Is DevOps More Than a Passing Fad?

DevOps was the hot topic at the Gartner IT Infrastructure and Operations conference in June.

A number of sessions referred to DevOps, but Cameron Haight, Research Vice President at Gartner, presented it in the most straightforward and clever way.

Cameron’s presentation really made sense, so I thought I’d share some of what I learned with you:

What is DevOps?

Cameron describes it as taking the agile, lean processes that have been driving development in the past and joining them with operations frameworks.

This creates a synergy between development and operations that embraces risk, speeds response time, and uses the available resources in a very productive way.

DevOps Philosophy

The DevOps philosophy doesn’t have a hard and fast roadmap to follow. Rather than focusing on how to get things done, DevOps teams focus on why.

Best practices are created for each business area or IT department because one size does not fit all, and you have to be brave enough to take a leap and get it done.

DevOps, like agile developing, breaks tasks down into small pieces and has a constant and quick feedback loop which looks at product definition, development, delivery, and support through the life of the product.

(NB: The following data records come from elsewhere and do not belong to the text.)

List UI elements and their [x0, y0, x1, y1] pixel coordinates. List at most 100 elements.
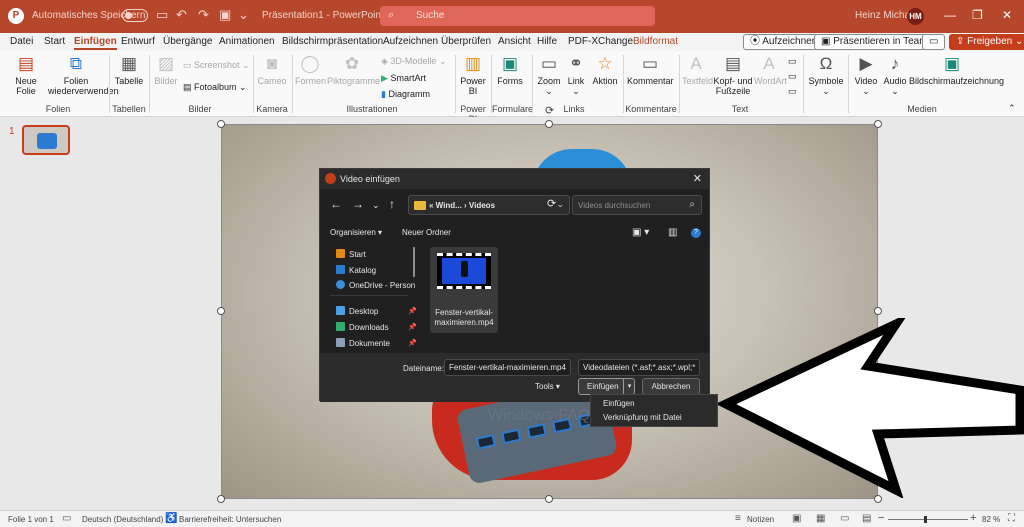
collapse-ribbon-icon[interactable]: ⌃	[1008, 103, 1016, 114]
new-slide-button[interactable]: ▤ Neue Folie	[8, 54, 44, 96]
view-options-icon[interactable]: ▣ ▾	[632, 227, 649, 238]
up-arrow-icon[interactable]: ↑	[389, 197, 395, 211]
screen-recording-button[interactable]: ▣ Bildschirmaufzeichnung	[909, 54, 1004, 86]
text-extra-icon-2[interactable]: ▭	[788, 71, 797, 82]
zoom-in-icon[interactable]: +	[970, 512, 976, 524]
table-button[interactable]: ▦ Tabelle	[113, 54, 145, 86]
resize-handle-top[interactable]	[545, 120, 553, 128]
tab-uebergaenge[interactable]: Übergänge	[163, 36, 212, 47]
quick-access-dropdown-icon[interactable]: ⌄	[238, 7, 249, 23]
language-label[interactable]: Deutsch (Deutschland)	[82, 515, 163, 524]
share-button[interactable]: ⇪ Freigeben ⌄	[949, 34, 1024, 50]
address-bar[interactable]: « Wind... › Videos ⌄	[408, 195, 570, 215]
filetype-select[interactable]: Videodateien (*.asf;*.asx;*.wpl;*	[578, 359, 700, 376]
screenshot-button[interactable]: ▭ Screenshot ⌄	[183, 60, 250, 71]
refresh-icon[interactable]: ⟳	[547, 197, 556, 210]
shapes-button[interactable]: ◯ Formen	[295, 54, 326, 86]
zoom-button[interactable]: ▭ Zoom ⌄	[536, 54, 562, 96]
forms-button[interactable]: ▣ Forms	[496, 54, 524, 86]
present-icon[interactable]: ▣	[219, 7, 231, 23]
text-extra-icon-1[interactable]: ▭	[788, 56, 797, 67]
tab-entwurf[interactable]: Entwurf	[121, 36, 155, 47]
nav-item-start[interactable]: Start	[336, 249, 366, 259]
nav-item-katalog[interactable]: Katalog	[336, 265, 376, 275]
resize-handle-top-right[interactable]	[874, 120, 882, 128]
pin-icon[interactable]: 📌	[408, 307, 417, 315]
zoom-out-icon[interactable]: −	[878, 512, 884, 524]
cancel-button[interactable]: Abbrechen	[642, 378, 700, 395]
cameo-button[interactable]: ◙ Cameo	[257, 54, 287, 86]
action-button[interactable]: ☆ Aktion	[590, 54, 620, 86]
organize-button[interactable]: Organisieren ▾	[330, 228, 382, 237]
tools-button[interactable]: Tools ▾	[535, 382, 560, 391]
help-icon[interactable]: ?	[691, 228, 701, 238]
insert-button[interactable]: Einfügen ▾	[578, 378, 635, 395]
comments-icon[interactable]: ▭	[922, 34, 946, 50]
tab-ueberpruefen[interactable]: Überprüfen	[441, 36, 491, 47]
notes-button[interactable]: Notizen	[747, 515, 774, 524]
resize-handle-right[interactable]	[874, 307, 882, 315]
search-box[interactable]: ⌕ Suche	[380, 6, 655, 26]
video-button[interactable]: ▶ Video ⌄	[852, 54, 880, 96]
close-icon[interactable]: ✕	[1002, 8, 1012, 22]
record-button[interactable]: ⦿ Aufzeichnen	[743, 34, 825, 50]
nav-item-downloads[interactable]: Downloads	[336, 322, 389, 332]
chart-button[interactable]: ▮ Diagramm	[381, 89, 430, 100]
navigation-scrollbar[interactable]	[413, 247, 415, 277]
header-footer-button[interactable]: ▤ Kopf- und Fußzeile	[713, 54, 753, 96]
tab-bildformat[interactable]: Bildformat	[633, 36, 678, 47]
reuse-slides-button[interactable]: ⧉ Folien wiederverwenden	[48, 54, 119, 96]
nav-item-onedrive[interactable]: OneDrive - Person	[336, 280, 415, 290]
accessibility-label[interactable]: Barrierefreiheit: Untersuchen	[179, 515, 281, 524]
tab-hilfe[interactable]: Hilfe	[537, 36, 557, 47]
pin-icon[interactable]: 📌	[408, 323, 417, 331]
zoom-level[interactable]: 82 %	[982, 515, 1000, 524]
filename-input[interactable]: Fenster-vertikal-maximieren.mp4	[444, 359, 571, 376]
power-bi-button[interactable]: ▥ Power BI	[458, 54, 488, 96]
search-input[interactable]: Videos durchsuchen ⌕	[572, 195, 702, 215]
forward-arrow-icon[interactable]: →	[352, 197, 364, 211]
file-item-video[interactable]: Fenster-vertikal-maximieren.mp4	[430, 247, 498, 333]
menu-item-insert[interactable]: Einfügen	[603, 399, 635, 408]
close-icon[interactable]: ✕	[693, 172, 702, 185]
tab-aufzeichnen[interactable]: Aufzeichnen	[383, 36, 438, 47]
pin-icon[interactable]: 📌	[408, 339, 417, 347]
save-icon[interactable]: ▭	[156, 7, 168, 23]
slide-sorter-icon[interactable]: ▦	[816, 513, 825, 524]
menu-item-link-to-file[interactable]: Verknüpfung mit Datei	[603, 413, 682, 422]
normal-view-icon[interactable]: ▣	[792, 513, 801, 524]
fit-to-window-icon[interactable]: ⛶	[1008, 513, 1015, 524]
tab-ansicht[interactable]: Ansicht	[498, 36, 531, 47]
images-button[interactable]: ▨ Bilder	[152, 54, 180, 86]
tab-einfuegen[interactable]: Einfügen	[74, 36, 117, 50]
text-extra-icon-3[interactable]: ▭	[788, 86, 797, 97]
tab-bildschirmpraesentation[interactable]: Bildschirmpräsentation	[282, 36, 383, 47]
resize-handle-left[interactable]	[217, 307, 225, 315]
comment-button[interactable]: ▭ Kommentar	[627, 54, 674, 86]
tab-pdf-xchange[interactable]: PDF-XChange	[568, 36, 633, 47]
redo-icon[interactable]: ↷	[198, 7, 209, 23]
photo-album-button[interactable]: ▤ Fotoalbum ⌄	[183, 82, 247, 93]
symbols-button[interactable]: Ω Symbole ⌄	[808, 54, 844, 96]
zoom-slider-thumb[interactable]	[924, 516, 927, 523]
audio-button[interactable]: ♪ Audio ⌄	[881, 54, 909, 96]
recent-locations-icon[interactable]: ⌄	[372, 200, 380, 211]
link-button[interactable]: ⚭ Link ⌄	[564, 54, 588, 96]
wordart-button[interactable]: A WordArt	[754, 54, 787, 86]
textfield-button[interactable]: A Textfeld	[682, 54, 713, 86]
preview-pane-icon[interactable]: ▥	[668, 227, 677, 238]
minimize-icon[interactable]: —	[944, 8, 956, 22]
zoom-slider[interactable]	[888, 516, 968, 523]
resize-handle-bottom[interactable]	[545, 495, 553, 503]
reading-view-icon[interactable]: ▭	[840, 513, 849, 524]
accessibility-icon[interactable]: ♿	[165, 513, 177, 524]
nav-item-documents[interactable]: Dokumente	[336, 338, 390, 348]
smartart-button[interactable]: ▶ SmartArt	[381, 73, 426, 84]
resize-handle-bottom-left[interactable]	[217, 495, 225, 503]
pictograms-button[interactable]: ✿ Piktogramme	[327, 54, 380, 86]
new-folder-button[interactable]: Neuer Ordner	[402, 228, 451, 237]
slide-thumbnail[interactable]	[22, 125, 70, 155]
avatar[interactable]: HM	[907, 8, 924, 25]
3d-models-button[interactable]: ◈ 3D-Modelle ⌄	[381, 56, 447, 67]
maximize-icon[interactable]: ❐	[972, 8, 983, 22]
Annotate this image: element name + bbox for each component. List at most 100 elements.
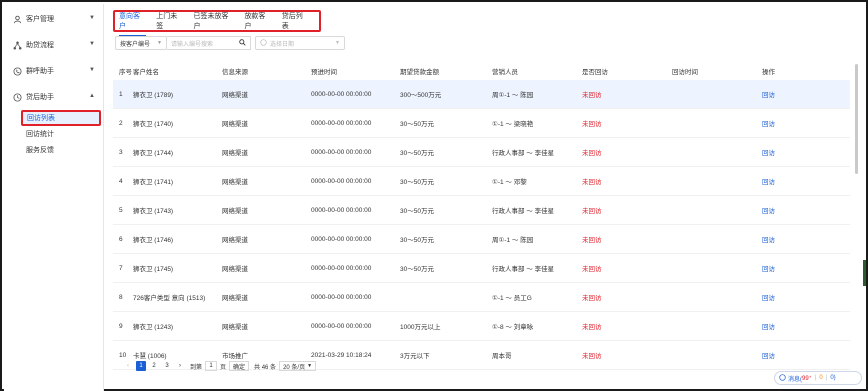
cell-src: 网络渠道 — [222, 266, 248, 273]
next-page-icon[interactable]: › — [175, 361, 185, 371]
visit-action-link[interactable]: 回访 — [762, 147, 802, 157]
side-handle[interactable] — [863, 260, 866, 286]
sidebar-item-post-loan[interactable]: 贷后助手 ▲ — [4, 84, 103, 110]
table-row[interactable]: 4 狮衣卫 (1741) 网络渠道 0000-00-00 00:00:00 30～50万… — [113, 167, 850, 196]
col-visited: 是否回访 — [582, 69, 608, 76]
chevron-down-icon: ▼ — [157, 40, 162, 46]
tab-loan-customer[interactable]: 放款客户 — [244, 8, 271, 34]
cell-name: 狮衣卫 (1243) — [133, 324, 174, 331]
sidebar: 客户管理 ▼ 助贷流程 ▼ 群呼助手 ▼ 贷后助手 ▲ 回访列表 回访统计 服务… — [4, 4, 104, 391]
cell-sales: ①-1 ～ 邓黎 — [492, 179, 527, 186]
tab-visit-unsigned[interactable]: 上门未签 — [156, 8, 183, 34]
sidebar-item-group-call[interactable]: 群呼助手 ▼ — [4, 58, 103, 84]
col-sales: 营销人员 — [492, 69, 518, 76]
visit-action-link[interactable]: 回访 — [762, 234, 802, 244]
cell-status: 未回访 — [582, 208, 602, 215]
page-1[interactable]: 1 — [136, 361, 146, 371]
cell-sales: 行政人事部 ～ 李佳星 — [492, 266, 555, 273]
col-time: 预进时间 — [311, 69, 337, 76]
main-content: 意向客户 上门未签 已签未放客户 放款客户 贷后列表 按客户编号 ▼ 请输入编号… — [105, 4, 864, 387]
cell-time: 0000-00-00 00:00:00 — [311, 148, 372, 156]
cell-time: 0000-00-00 00:00:00 — [311, 293, 372, 301]
visit-action-link[interactable]: 回访 — [762, 292, 802, 302]
message-count-b: 0 — [819, 375, 823, 381]
sidebar-item-label: 贷后助手 — [26, 94, 54, 101]
cell-amt: 3万元以下 — [400, 353, 430, 360]
table-row[interactable]: 3 狮衣卫 (1744) 网络渠道 0000-00-00 00:00:00 30～50万… — [113, 138, 850, 167]
table-row[interactable]: 2 狮衣卫 (1740) 网络渠道 0000-00-00 00:00:00 30～50万… — [113, 109, 850, 138]
table-scrollbar[interactable] — [855, 64, 858, 174]
message-label: 消息( — [788, 376, 802, 383]
cell-sales: 行政人事部 ～ 李佳星 — [492, 208, 555, 215]
search-icon[interactable] — [239, 38, 246, 48]
message-end: ) — [833, 375, 836, 381]
visit-action-link[interactable]: 回访 — [762, 118, 802, 128]
cell-src: 网络渠道 — [222, 295, 248, 302]
page-size-select[interactable]: 20 条/页 ▼ — [279, 361, 317, 371]
visit-action-link[interactable]: 回访 — [762, 176, 802, 186]
flow-icon — [12, 40, 22, 50]
sidebar-sub-visit-stats[interactable]: 回访统计 — [4, 126, 103, 142]
cell-time: 0000-00-00 00:00:00 — [311, 177, 372, 185]
message-widget[interactable]: 消息( 99⁺ | 0 | 0 ) — [774, 371, 862, 385]
cell-name: 726客户类型 意向 (1513) — [133, 295, 206, 302]
confirm-button[interactable]: 确定 — [229, 361, 250, 371]
cell-time: 0000-00-00 00:00:00 — [311, 264, 372, 272]
cell-no: 1 — [119, 90, 123, 98]
table-row[interactable]: 9 狮衣卫 (1243) 网络渠道 0000-00-00 00:00:00 1000万元… — [113, 312, 850, 341]
visit-action-link[interactable]: 回访 — [762, 205, 802, 215]
cell-no: 4 — [119, 177, 123, 185]
visit-action-link[interactable]: 回访 — [762, 263, 802, 273]
table-row[interactable]: 8 726客户类型 意向 (1513) 网络渠道 0000-00-00 00:00:0… — [113, 283, 850, 312]
chevron-down-icon: ▼ — [307, 363, 313, 369]
cell-time: 0000-00-00 00:00:00 — [311, 119, 372, 127]
tab-signed-unreleased[interactable]: 已签未放客户 — [194, 8, 235, 34]
message-count-a: 99⁺ — [802, 375, 812, 382]
cell-status: 未回访 — [582, 121, 602, 128]
table-row[interactable]: 7 狮衣卫 (1745) 网络渠道 0000-00-00 00:00:00 30～50万… — [113, 254, 850, 283]
prev-page-icon[interactable]: ‹ — [123, 361, 133, 371]
cell-src: 网络渠道 — [222, 208, 248, 215]
col-amount: 期望贷款金额 — [400, 69, 439, 76]
page-input[interactable]: 1 — [205, 361, 218, 371]
tab-intent-customer[interactable]: 意向客户 — [119, 8, 147, 36]
sidebar-sub-feedback[interactable]: 服务反馈 — [4, 142, 103, 158]
search-placeholder: 请输入编号搜索 — [171, 41, 214, 48]
date-placeholder: 选择日期 — [270, 41, 295, 48]
chevron-down-icon: ▼ — [89, 67, 95, 73]
sidebar-sub-visit-list[interactable]: 回访列表 — [21, 110, 101, 126]
cell-sales: 周本哥 — [492, 353, 512, 360]
table-row[interactable]: 1 狮衣卫 (1789) 网络渠道 0000-00-00 00:00:00 300～50… — [113, 80, 850, 109]
filter-toolbar: 按客户编号 ▼ 请输入编号搜索 选择日期 ▼ — [115, 36, 345, 50]
chevron-down-icon: ▼ — [335, 40, 340, 46]
message-icon — [779, 373, 786, 383]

IT Culture Needs to Change

In order to combine these two departments (which have been separate in almost every IT shop I’ve seen in the last 20 years), IT culture needs to change.You must have a culture of mutual respect between development and operations, which is sometimes difficult to maintain.

Cameron used the story of the "prisoner’s dilemma" to explain the current culture (Erik Minick explains the prisoner’s dilemma further in this blog post).

There a division not only between operations and development, but also between the staff that supports various platforms, such as Windows, UNIX, and mainframe. In order to create a successful DevOps atmosphere, those divisions need to dissolve.

A culture of cooperation that stops the finger pointing when mistakes are made, manages risk by embracing mistakes, and keeps changes small enough to manage will create an agile and productive DevOps environment.

If you have access to Gartner’s On-Demand, I highly recommend streaming the entire session.